By Thursday evening, more than 67 MPs had signed a motion declaring no confidence in Sir Lindsay. Stephen Flynn, the SNP’s Commons leader, and some Tory rebels are trying to oust the Speaker by forcing a no-confidence vote.

In his apology to the Commons on Thursday, the Speaker said: “I am guilty because... I have a duty of care that I will carry out to protect people.

“It is the protection that led me to make a wrong decision, but what I do not apologise [for] is the risk that has been put on all Members at the moment. I had serious meetings yesterday with the police on the issues and threats to politicians for us heading to an election.”

His comments came amid increased concern for the safety of MPs, some of whom have been threatened and faced protests at their homes.

Hundreds gathered outside Parliament on Wednesday to stage a protest in support of Palestinians as the proposal calling for a ceasefire in Gaza was being debated
Hundreds gathered outside Parliament on Wednesday to stage a protest in support of Palestinians as the proposal calling for a ceasefire in Gaza was being debated - Rasid Necati Aslim/Anadolu via Getty Images

Mrs Braverman claimed that while she may have been sacked for speaking out against what she called the appeasement of Islamists, she said she would do it again.

This was “because we need to wake up to what we are sleep-walking into: a ghettoised society where free expression and British values are diluted. Where Sharia law, the Islamist mob and anti-Semites take over communities,” she said.

“We need to overcome the fear of being labelled Islamophobic and speak truthfully. Enough of the hand-wringing and apologies. Turning a blind eye to fanatics has got us into this terrible situation: it needs to stop.”

Her comments come after William Shawcross, the independent reviewer of the counter-terror Prevent programme, warned in an interview with The Telegraph that Islamist extremism was not being effectively tackled by the Government, leading to an increased threat to the safety of the public.

Referencing Mr Shawcross’s warning, Mrs Braverman said it was critical to resist attacks on the Prevent programme – which requires councils, police and schools to identify potential extremists – by campaign groups that have labelled it “Islamophobic” and “racist.”

Mrs Braverman, who published Mr Shawcross’s review of Prevent last year, said: “We need to get over our cultural timidity to refer budding Islamists, where they are a threat, into the programme.

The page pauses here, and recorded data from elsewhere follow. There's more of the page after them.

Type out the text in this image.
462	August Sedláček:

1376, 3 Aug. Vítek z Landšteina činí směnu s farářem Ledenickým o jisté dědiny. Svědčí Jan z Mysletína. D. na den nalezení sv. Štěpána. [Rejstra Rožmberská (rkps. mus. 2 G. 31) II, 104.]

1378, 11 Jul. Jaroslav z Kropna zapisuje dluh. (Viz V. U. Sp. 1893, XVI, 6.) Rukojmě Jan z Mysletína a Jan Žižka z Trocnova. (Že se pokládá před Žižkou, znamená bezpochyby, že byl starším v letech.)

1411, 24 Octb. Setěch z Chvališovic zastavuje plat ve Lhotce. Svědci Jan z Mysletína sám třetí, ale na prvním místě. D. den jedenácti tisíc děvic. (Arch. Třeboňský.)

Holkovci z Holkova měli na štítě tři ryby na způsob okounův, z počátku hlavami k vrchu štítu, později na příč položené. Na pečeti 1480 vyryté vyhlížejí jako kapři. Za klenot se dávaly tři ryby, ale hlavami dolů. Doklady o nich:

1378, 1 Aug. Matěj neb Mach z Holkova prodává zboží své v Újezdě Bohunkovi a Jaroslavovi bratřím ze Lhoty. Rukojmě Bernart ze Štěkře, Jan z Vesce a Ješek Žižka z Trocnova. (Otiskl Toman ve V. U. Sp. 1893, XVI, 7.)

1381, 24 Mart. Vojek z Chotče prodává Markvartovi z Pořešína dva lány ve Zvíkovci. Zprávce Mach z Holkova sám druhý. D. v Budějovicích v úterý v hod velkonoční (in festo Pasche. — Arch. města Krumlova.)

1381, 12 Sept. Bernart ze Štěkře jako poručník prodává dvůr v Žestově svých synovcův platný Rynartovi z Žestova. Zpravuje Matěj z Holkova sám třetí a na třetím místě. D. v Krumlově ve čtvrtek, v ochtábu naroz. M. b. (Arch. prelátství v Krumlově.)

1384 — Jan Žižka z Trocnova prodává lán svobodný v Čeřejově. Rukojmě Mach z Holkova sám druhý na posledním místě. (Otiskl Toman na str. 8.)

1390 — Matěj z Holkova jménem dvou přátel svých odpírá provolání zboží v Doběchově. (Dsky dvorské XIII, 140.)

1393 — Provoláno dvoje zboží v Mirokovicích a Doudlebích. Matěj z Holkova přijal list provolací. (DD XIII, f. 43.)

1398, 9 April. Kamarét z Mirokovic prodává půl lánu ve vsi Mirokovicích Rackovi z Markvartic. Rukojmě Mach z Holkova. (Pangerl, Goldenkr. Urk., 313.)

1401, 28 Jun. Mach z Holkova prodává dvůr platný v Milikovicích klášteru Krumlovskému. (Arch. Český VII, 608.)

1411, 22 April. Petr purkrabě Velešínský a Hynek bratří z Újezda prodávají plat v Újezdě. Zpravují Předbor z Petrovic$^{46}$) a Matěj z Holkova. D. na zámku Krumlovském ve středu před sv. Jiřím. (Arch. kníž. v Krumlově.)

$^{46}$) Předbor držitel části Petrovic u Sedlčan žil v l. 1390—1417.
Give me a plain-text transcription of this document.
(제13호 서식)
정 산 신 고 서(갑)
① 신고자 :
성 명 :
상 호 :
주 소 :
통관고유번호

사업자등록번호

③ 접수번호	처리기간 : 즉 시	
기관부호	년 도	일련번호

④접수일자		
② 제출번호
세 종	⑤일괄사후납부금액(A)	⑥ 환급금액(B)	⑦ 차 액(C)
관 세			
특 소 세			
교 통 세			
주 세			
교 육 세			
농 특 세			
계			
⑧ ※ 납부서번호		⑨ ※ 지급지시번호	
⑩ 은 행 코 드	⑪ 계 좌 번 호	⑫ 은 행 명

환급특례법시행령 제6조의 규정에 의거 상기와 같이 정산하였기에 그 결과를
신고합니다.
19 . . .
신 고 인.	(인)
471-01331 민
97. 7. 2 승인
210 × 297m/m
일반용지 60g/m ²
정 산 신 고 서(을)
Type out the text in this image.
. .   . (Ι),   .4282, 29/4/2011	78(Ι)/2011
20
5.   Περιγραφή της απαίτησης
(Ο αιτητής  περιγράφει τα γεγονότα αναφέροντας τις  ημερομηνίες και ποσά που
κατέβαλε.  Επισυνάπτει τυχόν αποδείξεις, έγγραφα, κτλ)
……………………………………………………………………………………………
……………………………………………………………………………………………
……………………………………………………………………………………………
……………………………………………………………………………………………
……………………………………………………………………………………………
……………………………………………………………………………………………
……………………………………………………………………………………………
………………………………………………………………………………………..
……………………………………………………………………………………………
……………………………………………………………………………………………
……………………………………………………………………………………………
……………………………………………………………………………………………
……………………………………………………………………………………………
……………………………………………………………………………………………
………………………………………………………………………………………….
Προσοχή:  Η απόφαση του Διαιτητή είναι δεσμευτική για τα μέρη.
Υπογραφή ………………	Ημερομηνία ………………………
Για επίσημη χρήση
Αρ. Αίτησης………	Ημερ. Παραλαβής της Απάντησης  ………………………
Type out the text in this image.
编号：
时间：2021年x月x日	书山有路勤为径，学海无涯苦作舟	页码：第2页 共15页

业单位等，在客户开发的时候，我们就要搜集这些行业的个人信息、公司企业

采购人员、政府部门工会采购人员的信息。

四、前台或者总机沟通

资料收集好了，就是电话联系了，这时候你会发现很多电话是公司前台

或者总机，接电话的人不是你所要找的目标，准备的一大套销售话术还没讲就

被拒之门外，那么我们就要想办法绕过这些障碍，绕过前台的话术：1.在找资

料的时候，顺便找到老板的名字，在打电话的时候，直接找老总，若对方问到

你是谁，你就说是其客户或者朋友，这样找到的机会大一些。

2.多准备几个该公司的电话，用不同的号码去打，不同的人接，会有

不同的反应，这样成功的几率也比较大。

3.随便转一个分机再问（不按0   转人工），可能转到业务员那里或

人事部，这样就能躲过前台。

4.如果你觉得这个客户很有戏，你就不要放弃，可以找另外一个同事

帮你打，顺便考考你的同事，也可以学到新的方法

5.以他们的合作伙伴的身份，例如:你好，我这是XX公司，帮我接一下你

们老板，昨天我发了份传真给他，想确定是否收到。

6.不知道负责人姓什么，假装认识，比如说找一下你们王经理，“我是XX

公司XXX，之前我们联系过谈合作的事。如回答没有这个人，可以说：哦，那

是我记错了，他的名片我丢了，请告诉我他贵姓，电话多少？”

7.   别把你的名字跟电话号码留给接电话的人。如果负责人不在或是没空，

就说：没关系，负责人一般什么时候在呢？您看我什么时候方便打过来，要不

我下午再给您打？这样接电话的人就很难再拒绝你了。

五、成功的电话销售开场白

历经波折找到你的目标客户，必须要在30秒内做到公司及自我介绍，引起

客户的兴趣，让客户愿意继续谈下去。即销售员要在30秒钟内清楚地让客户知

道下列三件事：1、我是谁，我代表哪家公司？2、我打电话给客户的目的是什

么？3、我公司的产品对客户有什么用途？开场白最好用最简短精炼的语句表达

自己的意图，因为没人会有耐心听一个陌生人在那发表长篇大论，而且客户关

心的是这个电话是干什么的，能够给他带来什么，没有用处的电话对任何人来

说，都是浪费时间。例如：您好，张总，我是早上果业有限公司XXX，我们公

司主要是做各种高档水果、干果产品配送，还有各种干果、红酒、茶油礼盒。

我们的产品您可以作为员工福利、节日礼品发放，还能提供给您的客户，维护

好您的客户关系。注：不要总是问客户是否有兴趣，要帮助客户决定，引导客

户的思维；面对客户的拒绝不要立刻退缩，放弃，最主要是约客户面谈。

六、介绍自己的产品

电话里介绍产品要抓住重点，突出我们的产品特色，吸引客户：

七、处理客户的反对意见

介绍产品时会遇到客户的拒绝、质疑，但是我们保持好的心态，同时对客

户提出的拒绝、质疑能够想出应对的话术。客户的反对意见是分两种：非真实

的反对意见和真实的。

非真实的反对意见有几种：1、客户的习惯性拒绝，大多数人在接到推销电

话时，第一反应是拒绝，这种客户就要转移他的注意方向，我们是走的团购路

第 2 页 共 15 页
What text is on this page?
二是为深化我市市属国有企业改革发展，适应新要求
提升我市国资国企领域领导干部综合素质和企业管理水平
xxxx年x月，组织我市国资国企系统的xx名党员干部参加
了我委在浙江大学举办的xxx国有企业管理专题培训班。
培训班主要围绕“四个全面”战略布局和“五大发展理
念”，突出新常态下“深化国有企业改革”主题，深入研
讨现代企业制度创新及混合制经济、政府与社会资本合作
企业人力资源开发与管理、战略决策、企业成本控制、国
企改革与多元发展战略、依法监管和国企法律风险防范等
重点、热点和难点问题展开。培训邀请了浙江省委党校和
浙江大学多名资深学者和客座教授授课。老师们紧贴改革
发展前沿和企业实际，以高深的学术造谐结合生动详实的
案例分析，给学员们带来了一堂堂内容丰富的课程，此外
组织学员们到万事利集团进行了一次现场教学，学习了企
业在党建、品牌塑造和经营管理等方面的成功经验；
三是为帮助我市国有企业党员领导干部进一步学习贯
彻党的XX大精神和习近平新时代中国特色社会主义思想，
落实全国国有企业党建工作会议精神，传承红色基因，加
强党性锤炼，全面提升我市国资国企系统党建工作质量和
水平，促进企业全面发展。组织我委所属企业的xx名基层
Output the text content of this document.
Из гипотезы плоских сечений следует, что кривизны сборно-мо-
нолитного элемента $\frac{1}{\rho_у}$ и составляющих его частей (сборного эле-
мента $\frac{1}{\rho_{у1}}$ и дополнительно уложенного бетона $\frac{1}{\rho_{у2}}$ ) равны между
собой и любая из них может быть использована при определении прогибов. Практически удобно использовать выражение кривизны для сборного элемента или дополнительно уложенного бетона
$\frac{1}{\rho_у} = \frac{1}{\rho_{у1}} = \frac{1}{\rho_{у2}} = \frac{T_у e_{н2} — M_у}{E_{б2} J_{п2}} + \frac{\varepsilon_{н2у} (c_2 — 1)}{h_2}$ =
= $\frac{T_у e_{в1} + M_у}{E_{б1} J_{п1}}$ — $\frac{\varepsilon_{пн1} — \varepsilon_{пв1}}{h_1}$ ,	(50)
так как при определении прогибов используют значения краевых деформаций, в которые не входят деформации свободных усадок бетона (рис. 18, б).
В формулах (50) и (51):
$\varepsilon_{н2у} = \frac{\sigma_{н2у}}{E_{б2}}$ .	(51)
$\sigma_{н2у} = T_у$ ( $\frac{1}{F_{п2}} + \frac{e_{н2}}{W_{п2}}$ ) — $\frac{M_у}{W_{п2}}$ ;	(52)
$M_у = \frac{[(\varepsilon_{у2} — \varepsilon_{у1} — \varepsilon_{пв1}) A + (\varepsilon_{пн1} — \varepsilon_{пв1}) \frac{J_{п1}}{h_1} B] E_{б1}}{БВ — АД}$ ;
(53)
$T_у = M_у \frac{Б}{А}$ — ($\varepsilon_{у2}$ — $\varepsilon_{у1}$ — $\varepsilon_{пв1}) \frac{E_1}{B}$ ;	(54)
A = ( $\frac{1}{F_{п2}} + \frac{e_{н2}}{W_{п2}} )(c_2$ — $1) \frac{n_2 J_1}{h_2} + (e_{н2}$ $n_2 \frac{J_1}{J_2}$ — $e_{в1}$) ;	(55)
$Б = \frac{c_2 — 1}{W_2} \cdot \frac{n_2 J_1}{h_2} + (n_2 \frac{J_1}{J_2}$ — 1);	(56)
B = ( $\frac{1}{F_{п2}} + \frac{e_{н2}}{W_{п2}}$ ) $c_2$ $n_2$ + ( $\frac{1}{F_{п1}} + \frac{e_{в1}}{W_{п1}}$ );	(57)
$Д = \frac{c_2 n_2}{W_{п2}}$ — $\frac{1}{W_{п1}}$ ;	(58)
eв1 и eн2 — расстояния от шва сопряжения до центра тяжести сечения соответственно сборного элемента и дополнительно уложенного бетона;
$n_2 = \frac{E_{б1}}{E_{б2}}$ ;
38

“The Government has failed if 75 per cent of MI5’s caseload consists of Islamist terrorism yet the proportion of Islamist referrals into Prevent is only 11 per cent and falling. It’s not Islamophobic to challenge Islamist fanatics – it’s a civic duty.”

Suella Braverman’s article in full

Islamists are bullying Britain into submission

Read more

She backed Mr Shawcross’s recommendation for schools to be issued with guidance to stop blasphemy laws being introduced by the “back door” and exploited by extremists to silence critics and stymie “perfectly lawful” criticism of religions, including Islam.

It follows high-profile cases including that of Batley Grammar School where a teacher was driven out of his school by “a mob of extremists” and into hiding after showing pupils a satirical image of the Prophet Mohammed.

“We cannot allow teachers to be hounded out of schools because a picture of Mohammed was shown, or children to be censured because a Koran was scuffed accidentally,” she wrote. “In this country, it is perfectly lawful to criticise any religion or God. One may disagree passionately, but it is not criminal.”